Em defesa do Marco Civil da Internet Brasileira: uma conquista democrática sob ameaça

Em defesa do Marco Civil da Internet Brasileira: uma conquista democrática sob ameaça

O Marco Civil da Internet (Lei nº 12.965/2014) representa uma das legislações mais avançadas do mundo no que diz respeito à regulação da internet sob os pilares da liberdade de expressão, da proteção à privacidade e da neutralidade da rede. Fruto de um amplo processo participativo envolvendo sociedade civil, academia, setor privado e governo, essa legislação consagrou direitos fundamentais e estabeleceu balizas claras para o funcionamento da internet no Brasil. Entretanto, apesar de sua relevância, o Marco Civil tem sido alvo de tentativas recorrentes de flexibilização e esvaziamento, geralmente impulsionadas por interesses econômicos ou políticos alheios ao bem coletivo.

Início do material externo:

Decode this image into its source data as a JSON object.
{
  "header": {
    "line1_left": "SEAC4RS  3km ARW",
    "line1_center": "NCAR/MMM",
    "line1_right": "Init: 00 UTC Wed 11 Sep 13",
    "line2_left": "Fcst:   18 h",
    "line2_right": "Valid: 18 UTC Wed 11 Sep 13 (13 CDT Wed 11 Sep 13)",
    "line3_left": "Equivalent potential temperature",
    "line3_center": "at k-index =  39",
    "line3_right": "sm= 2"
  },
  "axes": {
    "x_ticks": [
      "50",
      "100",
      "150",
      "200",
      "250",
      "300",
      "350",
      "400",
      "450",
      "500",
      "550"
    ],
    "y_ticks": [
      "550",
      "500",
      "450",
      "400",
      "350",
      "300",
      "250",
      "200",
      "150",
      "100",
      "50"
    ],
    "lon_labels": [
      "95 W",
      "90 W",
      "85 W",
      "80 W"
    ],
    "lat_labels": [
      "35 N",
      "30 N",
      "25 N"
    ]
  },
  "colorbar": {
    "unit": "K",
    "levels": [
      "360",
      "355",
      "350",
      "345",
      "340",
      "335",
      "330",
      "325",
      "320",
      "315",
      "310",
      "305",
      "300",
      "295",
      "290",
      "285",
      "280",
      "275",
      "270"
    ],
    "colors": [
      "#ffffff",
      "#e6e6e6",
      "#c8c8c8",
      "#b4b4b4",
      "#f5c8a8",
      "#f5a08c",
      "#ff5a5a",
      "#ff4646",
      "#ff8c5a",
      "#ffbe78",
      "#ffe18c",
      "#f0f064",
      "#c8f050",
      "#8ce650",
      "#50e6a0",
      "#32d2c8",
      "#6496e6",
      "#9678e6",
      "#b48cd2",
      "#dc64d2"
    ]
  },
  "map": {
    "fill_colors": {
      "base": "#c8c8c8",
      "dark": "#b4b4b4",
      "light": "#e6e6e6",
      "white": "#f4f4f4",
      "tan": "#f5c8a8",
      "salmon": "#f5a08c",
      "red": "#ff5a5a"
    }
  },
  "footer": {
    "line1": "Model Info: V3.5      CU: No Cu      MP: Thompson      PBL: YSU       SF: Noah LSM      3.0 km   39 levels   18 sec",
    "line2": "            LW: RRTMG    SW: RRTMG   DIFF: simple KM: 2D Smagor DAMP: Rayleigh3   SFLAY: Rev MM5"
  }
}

Em termos críticos, é fundamental reconhecer que o Marco Civil não é apenas uma norma técnica, mas um instrumento político de proteção da cidadania digital. Ele garantiu, por exemplo, que os dados dos usuários não pudessem ser utilizados indiscriminadamente por empresas de tecnologia, colocando freios no avanço da vigilância digital e no uso abusivo de informações pessoais. Em um cenário de avanço das big techs e da coleta massiva de dados, essa proteção é cada vez mais essencial.

Outro ponto central da lei é a neutralidade da rede, que assegura que todos os dados que circulam na internet sejam tratados de forma isonômica, sem discriminação por conteúdo, origem ou destino. Esse princípio impede que operadoras de telecomunicações cobrem mais por determinados serviços ou privilegiem seus próprios conteúdos em detrimento de concorrentes ou de iniciativas independentes. A neutralidade é a espinha dorsal de uma internet aberta, plural e inovadora — e sua preservação é um dos legados mais importantes do Marco Civil.

Críticas ao Marco Civil costumam vir de setores que desejam maior controle sobre o fluxo de informações online, seja por motivos políticos — como a regulação de discursos —, seja por motivos econômicos, como a fragmentação da internet por pacotes de dados discriminatórios. Essas pressões, embora travestidas de modernização ou combate às fake news, muitas vezes abrem caminho para a censura, o monopólio informacional e a vigilância de Estado.

Contudo, é legítimo admitir que o Marco Civil precisa ser atualizado e complementado, especialmente diante de desafios como a desinformação em massa, o uso de inteligência artificial e o crescimento das plataformas digitais como atores reguladores de fato. A resposta a esses desafios, porém, deve seguir a mesma lógica democrática que deu origem à lei: diálogo público, transparência e respeito aos direitos fundamentais. Qualquer tentativa de mudança que busque atalhos autoritários ou retrocessos em nome da governabilidade digital deve ser veementemente rechaçada.

Em suma, defender o Marco Civil da Internet é defender o próprio projeto de uma internet livre, plural e voltada ao interesse público. Sua existência é um marco não apenas jurídico, mas simbólico: mostra que é possível regular o espaço digital sem abrir mão da democracia. Em tempos de retrocessos e disputas narrativas, reafirmar os princípios do Marco Civil é mais do que necessário — é um ato de resistência.